Effect of electron-doping on spin excitations of underdoped BaFe$_{1.96}$Ni$_{0.04}$As$_{2}$

TL;DR

This study investigates how electron-doping affects spin excitations in underdoped BaFe$_{1.96}$Ni$_{0.04}$As$_{2}$, revealing a transition from 3D to 2D spin excitations that may be crucial for understanding high-temperature superconductivity.

Contribution

It demonstrates that electron-doping reduces c-axis exchange coupling and induces quasi 2D spin excitations, highlighting their role in phase transitions and superconductivity in iron arsenides.

Findings

Superconductivity coexists with static antiferromagnetic order.

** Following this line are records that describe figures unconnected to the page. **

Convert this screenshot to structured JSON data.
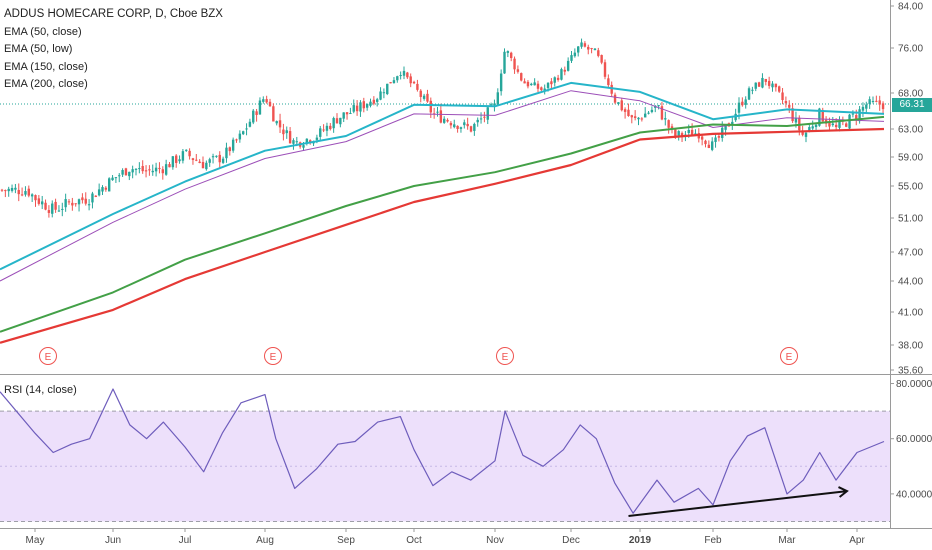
{
  "legend": {
    "title": "ADDUS HOMECARE CORP, D, Cboe BZX",
    "items": [
      "EMA (50, close)",
      "EMA (50, low)",
      "EMA (150, close)",
      "EMA (200, close)"
    ]
  },
  "rsi_legend": "RSI (14, close)",
  "last_price_label": "66.31",
  "earnings_marker": "E",
  "colors": {
    "ema50_close": "#26b5c9",
    "ema50_low": "#9c4fb8",
    "ema150": "#43a047",
    "ema200": "#e53935",
    "up": "#26a69a",
    "down": "#ef5350",
    "rsi_line": "#6e5dbc",
    "rsi_band": "#ede0fb",
    "price_line": "#26a69a"
  },
  "chart_data": [
    {
      "type": "candlestick",
      "title": "ADDUS HOMECARE CORP, D, Cboe BZX",
      "y_axis_ticks": [
        "84.00",
        "76.00",
        "68.00",
        "66.31",
        "63.00",
        "59.00",
        "55.00",
        "51.00",
        "47.00",
        "44.00",
        "41.00",
        "38.00",
        "35.60"
      ],
      "x_axis_ticks": [
        "May",
        "Jun",
        "Jul",
        "Aug",
        "Sep",
        "Oct",
        "Nov",
        "Dec",
        "2019",
        "Feb",
        "Mar",
        "Apr"
      ],
      "ylim": [
        35.6,
        84.0
      ],
      "last_price": 66.31,
      "earnings_dates": [
        "May",
        "Aug",
        "Nov",
        "Mar"
      ],
      "close_path": [
        [
          "Apr 26",
          54.5
        ],
        [
          "May 1",
          53.5
        ],
        [
          "May 8",
          52.0
        ],
        [
          "May 15",
          53.0
        ],
        [
          "May 22",
          53.5
        ],
        [
          "Jun 1",
          56.0
        ],
        [
          "Jun 8",
          57.5
        ],
        [
          "Jun 15",
          57.0
        ],
        [
          "Jun 22",
          57.5
        ],
        [
          "Jul 1",
          59.5
        ],
        [
          "Jul 8",
          58.0
        ],
        [
          "Jul 15",
          59.0
        ],
        [
          "Jul 22",
          62.0
        ],
        [
          "Aug 1",
          67.5
        ],
        [
          "Aug 5",
          64.0
        ],
        [
          "Aug 12",
          61.0
        ],
        [
          "Aug 20",
          62.0
        ],
        [
          "Aug 28",
          64.5
        ],
        [
          "Sep 5",
          65.5
        ],
        [
          "Sep 15",
          67.5
        ],
        [
          "Sep 25",
          72.0
        ],
        [
          "Oct 1",
          69.0
        ],
        [
          "Oct 8",
          65.0
        ],
        [
          "Oct 15",
          64.0
        ],
        [
          "Oct 22",
          63.0
        ],
        [
          "Nov 1",
          66.0
        ],
        [
          "Nov 5",
          76.0
        ],
        [
          "Nov 12",
          70.0
        ],
        [
          "Nov 20",
          68.5
        ],
        [
          "Nov 28",
          72.0
        ],
        [
          "Dec 5",
          76.5
        ],
        [
          "Dec 12",
          75.0
        ],
        [
          "Dec 20",
          67.0
        ],
        [
          "Dec 28",
          64.0
        ],
        [
          "Jan 8",
          66.0
        ],
        [
          "Jan 15",
          62.0
        ],
        [
          "Jan 25",
          62.5
        ],
        [
          "Feb 1",
          60.5
        ],
        [
          "Feb 8",
          64.0
        ],
        [
          "Feb 15",
          68.0
        ],
        [
          "Feb 22",
          70.5
        ],
        [
          "Mar 1",
          66.0
        ],
        [
          "Mar 8",
          62.0
        ],
        [
          "Mar 15",
          65.0
        ],
        [
          "Mar 22",
          63.0
        ],
        [
          "Apr 1",
          65.0
        ],
        [
          "Apr 5",
          66.3
        ]
      ],
      "series": [
        {
          "name": "EMA (50, close)",
          "points": [
            [
              "Apr 26",
              45.2
            ],
            [
              "Jun 1",
              51.5
            ],
            [
              "Jul 1",
              55.6
            ],
            [
              "Aug 1",
              59.9
            ],
            [
              "Sep 1",
              62.0
            ],
            [
              "Oct 1",
              66.2
            ],
            [
              "Nov 1",
              66.0
            ],
            [
              "Dec 1",
              69.8
            ],
            [
              "Jan 1",
              68.2
            ],
            [
              "Feb 1",
              64.3
            ],
            [
              "Mar 1",
              65.6
            ],
            [
              "Apr 8",
              65.0
            ]
          ]
        },
        {
          "name": "EMA (50, low)",
          "points": [
            [
              "Apr 26",
              44.0
            ],
            [
              "Jun 1",
              50.5
            ],
            [
              "Jul 1",
              54.6
            ],
            [
              "Aug 1",
              58.8
            ],
            [
              "Sep 1",
              61.2
            ],
            [
              "Oct 1",
              65.0
            ],
            [
              "Nov 1",
              64.8
            ],
            [
              "Dec 1",
              68.4
            ],
            [
              "Jan 1",
              66.8
            ],
            [
              "Feb 1",
              63.2
            ],
            [
              "Mar 1",
              64.5
            ],
            [
              "Apr 8",
              64.0
            ]
          ]
        },
        {
          "name": "EMA (150, close)",
          "points": [
            [
              "Apr 26",
              39.2
            ],
            [
              "Jun 1",
              42.9
            ],
            [
              "Jul 1",
              46.2
            ],
            [
              "Aug 1",
              49.2
            ],
            [
              "Sep 1",
              52.5
            ],
            [
              "Oct 1",
              55.0
            ],
            [
              "Nov 1",
              56.9
            ],
            [
              "Dec 1",
              59.5
            ],
            [
              "Jan 1",
              62.5
            ],
            [
              "Feb 1",
              63.6
            ],
            [
              "Mar 1",
              63.4
            ],
            [
              "Apr 8",
              64.6
            ]
          ]
        },
        {
          "name": "EMA (200, close)",
          "points": [
            [
              "Apr 26",
              38.2
            ],
            [
              "Jun 1",
              41.2
            ],
            [
              "Jul 1",
              44.2
            ],
            [
              "Aug 1",
              47.0
            ],
            [
              "Sep 1",
              50.2
            ],
            [
              "Oct 1",
              53.0
            ],
            [
              "Nov 1",
              55.3
            ],
            [
              "Dec 1",
              57.9
            ],
            [
              "Jan 1",
              61.5
            ],
            [
              "Feb 1",
              62.3
            ],
            [
              "Mar 1",
              62.6
            ],
            [
              "Apr 8",
              63.0
            ]
          ]
        }
      ]
    },
    {
      "type": "line",
      "title": "RSI (14, close)",
      "y_axis_ticks": [
        "80.0000",
        "60.0000",
        "40.0000"
      ],
      "ylim": [
        28,
        82
      ],
      "band": [
        30,
        70
      ],
      "series": [
        {
          "name": "RSI (14, close)",
          "points": [
            [
              "Apr 26",
              77
            ],
            [
              "May 1",
              62
            ],
            [
              "May 8",
              55
            ],
            [
              "May 15",
              58
            ],
            [
              "May 22",
              60
            ],
            [
              "Jun 1",
              78
            ],
            [
              "Jun 8",
              65
            ],
            [
              "Jun 15",
              60
            ],
            [
              "Jun 22",
              66
            ],
            [
              "Jul 1",
              57
            ],
            [
              "Jul 8",
              48
            ],
            [
              "Jul 15",
              62
            ],
            [
              "Jul 22",
              73
            ],
            [
              "Aug 1",
              76
            ],
            [
              "Aug 5",
              60
            ],
            [
              "Aug 12",
              42
            ],
            [
              "Aug 20",
              49
            ],
            [
              "Aug 28",
              58
            ],
            [
              "Sep 5",
              59
            ],
            [
              "Sep 15",
              66
            ],
            [
              "Sep 25",
              68
            ],
            [
              "Oct 1",
              56
            ],
            [
              "Oct 8",
              43
            ],
            [
              "Oct 15",
              48
            ],
            [
              "Oct 22",
              45
            ],
            [
              "Nov 1",
              52
            ],
            [
              "Nov 5",
              70
            ],
            [
              "Nov 12",
              54
            ],
            [
              "Nov 20",
              50
            ],
            [
              "Nov 28",
              56
            ],
            [
              "Dec 5",
              65
            ],
            [
              "Dec 12",
              60
            ],
            [
              "Dec 20",
              44
            ],
            [
              "Dec 28",
              33
            ],
            [
              "Jan 8",
              45
            ],
            [
              "Jan 15",
              37
            ],
            [
              "Jan 25",
              42
            ],
            [
              "Feb 1",
              36
            ],
            [
              "Feb 8",
              52
            ],
            [
              "Feb 15",
              61
            ],
            [
              "Feb 22",
              64
            ],
            [
              "Mar 1",
              40
            ],
            [
              "Mar 8",
              45
            ],
            [
              "Mar 15",
              55
            ],
            [
              "Mar 22",
              45
            ],
            [
              "Apr 1",
              55
            ],
            [
              "Apr 8",
              59
            ]
          ]
        }
      ],
      "annotations": [
        {
          "type": "arrow",
          "from": [
            "Dec 26",
            32
          ],
          "to": [
            "Apr 1",
            41
          ]
        }
      ]
    }
  ]
}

Electron-doping reduces c-axis exchange coupling.

Transition from 3D to 2D spin excitations occurs with doping.

Abstract

We use neutron scattering to study magnetic order and spin excitations in BaFe$_{1.96}$Ni$_{0.04}$As$_{2}$. On cooling, the system first changes the lattice symmetry from tetragonal to orthoromhbic near $\sim$97 K, and then orders antiferromagnetically at $T_N=91$ K before developing weak superconductivity below $\sim$15 K. Although superconductivity appears to co-exist with static antiferromagnetic order from transport and neutron diffraction measurement, inelastic neutron scattering experiments reveal that magnetic excitations do not respond to superconductivity. Instead, the effect of electron-doping is to reduce the c-axis exchange coupling in BaFe$_2$As$_2$ and induce quasi two-dimensional spin excitations. These results suggest that transition from three-dimensional spin waves to two-dimensional spin excitations by electron-doping is important for the separated structural/magnetic phase transitions and high-temperature superconductivity in iron arsenides.